Après son passage remarqué sur Batman Metal, Scott Snyder revient en force pour donner un nouveau coup de poing sur la table pour nous présenter No Justice, titre censé faire germer la graine du futur des super-héros de Ligue. Prenant suite aux événements du multivers noir, la Ligue de Justice est confrontée à une nouvelle menace d’ampleur cosmique. Avec à sa disposition un abonnement illimité à la salle des events DC, Snyder s’apprête à nous présenter une œuvre riche en démesure comme il sait si bien le faire, mais pas que.

L’ENNEMI DE L’ENNEMI DE MON ENNEMI EST MON AMI

En cinq numéros, DC veut amorcer un changement dans la direction de la série Justice League, et quoi de mieux que cette courte crise.

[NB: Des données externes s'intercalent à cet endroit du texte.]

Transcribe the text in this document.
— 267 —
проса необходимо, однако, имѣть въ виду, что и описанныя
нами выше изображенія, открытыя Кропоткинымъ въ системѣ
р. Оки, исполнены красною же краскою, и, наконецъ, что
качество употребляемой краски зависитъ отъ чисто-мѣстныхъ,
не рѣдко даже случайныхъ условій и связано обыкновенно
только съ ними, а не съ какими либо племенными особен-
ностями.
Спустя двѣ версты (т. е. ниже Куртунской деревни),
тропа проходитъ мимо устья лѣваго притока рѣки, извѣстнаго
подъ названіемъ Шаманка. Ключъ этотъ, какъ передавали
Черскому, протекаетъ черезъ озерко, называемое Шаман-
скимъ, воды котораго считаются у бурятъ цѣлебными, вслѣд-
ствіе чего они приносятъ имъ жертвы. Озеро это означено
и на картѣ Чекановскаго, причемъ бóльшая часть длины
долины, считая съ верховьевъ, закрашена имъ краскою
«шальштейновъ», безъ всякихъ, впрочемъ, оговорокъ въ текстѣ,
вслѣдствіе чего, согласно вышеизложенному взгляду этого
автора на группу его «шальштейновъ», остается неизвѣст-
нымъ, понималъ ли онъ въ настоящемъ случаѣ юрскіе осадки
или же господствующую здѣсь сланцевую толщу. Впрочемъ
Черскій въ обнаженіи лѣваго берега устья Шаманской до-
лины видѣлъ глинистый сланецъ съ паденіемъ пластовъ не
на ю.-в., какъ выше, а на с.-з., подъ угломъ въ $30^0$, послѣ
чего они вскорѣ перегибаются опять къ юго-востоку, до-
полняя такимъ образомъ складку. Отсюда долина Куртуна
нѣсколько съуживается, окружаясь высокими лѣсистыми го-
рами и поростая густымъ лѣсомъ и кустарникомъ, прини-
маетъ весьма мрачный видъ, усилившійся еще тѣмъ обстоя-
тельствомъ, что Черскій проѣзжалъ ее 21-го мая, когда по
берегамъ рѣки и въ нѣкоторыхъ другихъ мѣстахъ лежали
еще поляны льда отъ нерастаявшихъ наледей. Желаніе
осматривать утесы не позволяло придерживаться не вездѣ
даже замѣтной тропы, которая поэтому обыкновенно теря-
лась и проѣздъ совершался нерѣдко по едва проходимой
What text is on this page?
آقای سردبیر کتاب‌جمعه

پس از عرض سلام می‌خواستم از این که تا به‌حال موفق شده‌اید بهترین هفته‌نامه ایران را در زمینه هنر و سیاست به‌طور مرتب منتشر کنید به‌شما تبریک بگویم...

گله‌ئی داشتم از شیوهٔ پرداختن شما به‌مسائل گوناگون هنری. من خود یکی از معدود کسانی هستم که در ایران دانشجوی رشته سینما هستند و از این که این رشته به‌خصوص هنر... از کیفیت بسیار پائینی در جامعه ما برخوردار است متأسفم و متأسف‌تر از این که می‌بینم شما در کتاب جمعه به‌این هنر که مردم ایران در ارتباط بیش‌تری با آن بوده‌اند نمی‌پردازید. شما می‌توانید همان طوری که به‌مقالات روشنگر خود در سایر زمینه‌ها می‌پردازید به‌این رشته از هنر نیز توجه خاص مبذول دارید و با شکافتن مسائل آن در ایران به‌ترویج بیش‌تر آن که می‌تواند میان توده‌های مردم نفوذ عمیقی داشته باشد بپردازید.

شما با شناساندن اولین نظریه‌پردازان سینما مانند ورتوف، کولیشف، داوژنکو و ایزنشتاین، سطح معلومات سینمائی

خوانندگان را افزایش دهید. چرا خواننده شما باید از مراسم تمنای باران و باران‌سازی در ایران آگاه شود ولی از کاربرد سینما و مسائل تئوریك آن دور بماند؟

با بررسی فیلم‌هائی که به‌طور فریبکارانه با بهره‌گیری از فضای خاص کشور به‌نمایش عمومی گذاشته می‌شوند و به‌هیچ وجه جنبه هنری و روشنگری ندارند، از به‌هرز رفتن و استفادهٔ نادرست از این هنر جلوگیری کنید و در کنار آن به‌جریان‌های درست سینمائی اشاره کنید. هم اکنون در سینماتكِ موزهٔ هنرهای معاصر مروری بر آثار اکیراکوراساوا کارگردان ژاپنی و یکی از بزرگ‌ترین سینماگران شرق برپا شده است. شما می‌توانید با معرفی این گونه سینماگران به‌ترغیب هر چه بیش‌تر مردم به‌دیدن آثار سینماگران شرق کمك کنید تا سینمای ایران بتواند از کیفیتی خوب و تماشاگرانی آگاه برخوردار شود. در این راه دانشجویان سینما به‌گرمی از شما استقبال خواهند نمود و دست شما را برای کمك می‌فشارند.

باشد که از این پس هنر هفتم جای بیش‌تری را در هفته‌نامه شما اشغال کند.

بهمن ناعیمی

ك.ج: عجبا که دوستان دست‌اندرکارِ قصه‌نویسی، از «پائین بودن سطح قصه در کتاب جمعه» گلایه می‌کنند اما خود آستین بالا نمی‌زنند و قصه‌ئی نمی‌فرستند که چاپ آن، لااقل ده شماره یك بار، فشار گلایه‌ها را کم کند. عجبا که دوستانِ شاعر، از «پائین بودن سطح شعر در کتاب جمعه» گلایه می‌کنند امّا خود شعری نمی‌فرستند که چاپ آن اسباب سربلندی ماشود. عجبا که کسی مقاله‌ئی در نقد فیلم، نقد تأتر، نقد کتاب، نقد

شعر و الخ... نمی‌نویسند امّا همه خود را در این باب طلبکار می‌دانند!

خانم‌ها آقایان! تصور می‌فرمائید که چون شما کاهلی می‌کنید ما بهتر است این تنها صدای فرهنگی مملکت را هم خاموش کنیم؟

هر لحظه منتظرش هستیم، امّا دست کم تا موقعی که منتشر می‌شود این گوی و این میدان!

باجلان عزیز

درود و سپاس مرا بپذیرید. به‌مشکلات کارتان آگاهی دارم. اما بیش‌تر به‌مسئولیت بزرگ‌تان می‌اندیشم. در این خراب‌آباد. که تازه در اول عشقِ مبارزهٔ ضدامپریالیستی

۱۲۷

Le tome commence par le prologue DC Nation #0 qui annonce une formation de quatre équipes intervenant sur Colu, qui en plus d’être la planète d’origine de Brainiac est aussi une planète menacée par les Titans Oméga. Ces entités, dénuées de parole mais pas de volonté, sont apparues suite à la destruction du Mur Source, leur but étant de moissonner des planètes. Brainiac apparaît sur Terre, et confronte ses héros face à cette nouvelle menace pour former quatre équipes qui représentent une des quatre énergie fondamentales de la vie: l’entropie, la sagesse, le merveilleux et, le mystère.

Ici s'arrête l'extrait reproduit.